A phase I study of the GLS-5310 vaccine is expected to launch soon in the U.S.
Two other coronavirus DNA vaccines are in advanced stages of clinical development, most notably the three-dose ZyCov-D vaccine of Zydus Cadila that recently received emergency use authorization in India, says Maslow. Another (the two-shot INO-4800) being developed by U.S.-based Inovio is in phase III testing.
The Zydus vaccine uses 2 mg per shot (6 mg total) and the INO-4800 2 mg per shot (4 mg total), he says. GLS-5310 is being studied at 1.2 mg per shot (2.4 mg total) with “no significant difference” seen between dosing at the 0.6 mg and 1.2 per shot level, “making future dose reduction very possible using suction.”
One of the big advantages of nucleic acid-based vaccines in general is the antigens are made by the people who are being vaccinated, he continues. The delivered RNA or DNA gets into cells where proteins get made that are then exported to provoke an immune response.
“The genes that encode those proteins can be easily swapped out… [so] designing a new vaccine is not time-intensive,” says Maslow. Other kinds of molecules can also be encoded for therapeutic purposes, including the gene that encodes for factor VIII in the treatment of hemophilia (one of the products in GeneOne’s pipeline).
The goal here is to replace the mutated or non-functional factor VIII in patients, he says. DNA molecules would be delivered (possibly self-delivered) as a means of preventing bleeding disorders. “Currently, factor VIII, even recombinant factor VIII, is very expensive and only given during significant bleeding times, and this is a product we are envisioning can be given prophylactically.”
Monoclonal antibodies are another nucleic acid product type. GeneOne has the lead when it comes to nucleic acid encoded hepatitis B monoclonal antibodies, Maslow says.
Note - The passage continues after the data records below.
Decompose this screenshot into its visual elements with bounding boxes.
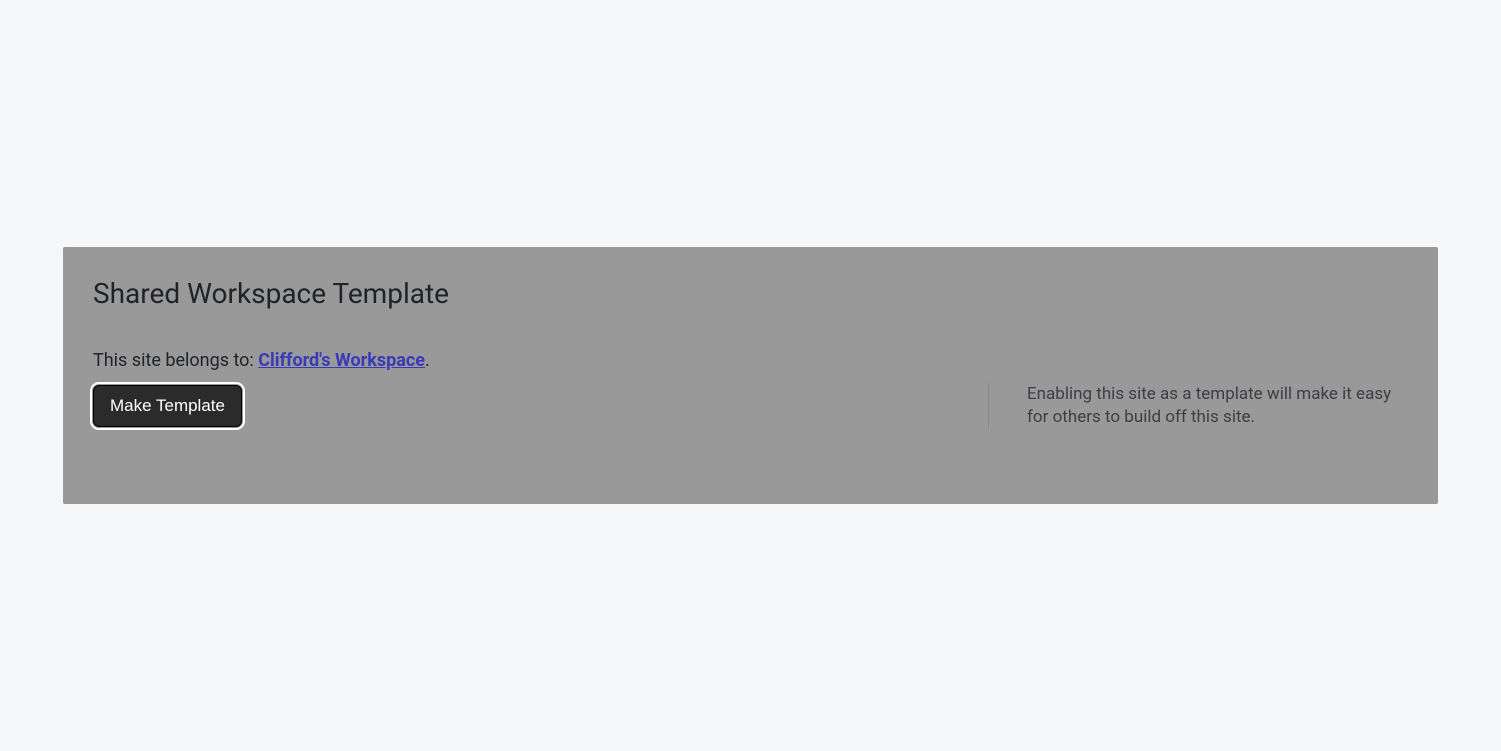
make-template-button[interactable]: Make Template <box>93 385 242 427</box>
content-row: Make Template Enabling this site as a te… <box>93 385 1408 429</box>
shared-workspace-template-panel: Shared Workspace Template This site belo… <box>63 247 1438 504</box>
panel-title: Shared Workspace Template <box>93 277 1408 310</box>
help-text: Enabling this site as a template will ma… <box>1027 383 1408 429</box>
help-column: Enabling this site as a template will ma… <box>988 383 1408 429</box>
workspace-link[interactable]: Clifford's Workspace <box>258 350 425 371</box>
belongs-suffix: . <box>425 350 430 371</box>
belongs-prefix: This site belongs to: <box>93 350 258 371</box>
action-column: Make Template <box>93 385 988 427</box>
belongs-to-text: This site belongs to: Clifford's Workspa… <box>93 350 1408 371</box>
Hepatitis B is common in many parts of Asia and the typical means of preventing disease transmission from mother to child in the U.S. and Europe—giving babies a hepatitis B vaccine and hepatitis B immune globulin (for mothers who are hepatitis B positive) shortly after birth—are often cost-prohibitive. In India, babies will only be given the vaccine unless their family can afford to pay cash for the immune globulin.
A DNA-encoded product would again be much less expensive as well as much more easily stored and administered, he says, and therefore might raise the standard of care across Asia closer to first-world standards. The same or similar products could also be used to prevent hepatitis B reactivation in people who get liver transplants from people who previously had the disease.
To Be Determined
GeneDerm is the first of potentially several devices to deliver DNA to cells is a way that is non-damaging to cells and exceedingly well-tolerated by patients, says Maslow. Following its good showing in the study with the GLS-5310 vaccine, it will next be tested with some of the company’s other DNA-based products.
On the RNA front, the limitations are not yet known, Maslow says, including whether the less reactogenic lipid nanoparticle formulations now under development will be as effective as the ones already in use. The pandemic has also only partially addressed the question of longer-term RNA manufacturing capacity.
Whether DNA or RNA proves to be the better platform for therapeutic purposes remains to be seen, he adds. Perhaps one approach or the other, or a combination of the two, will be needed in different scenarios.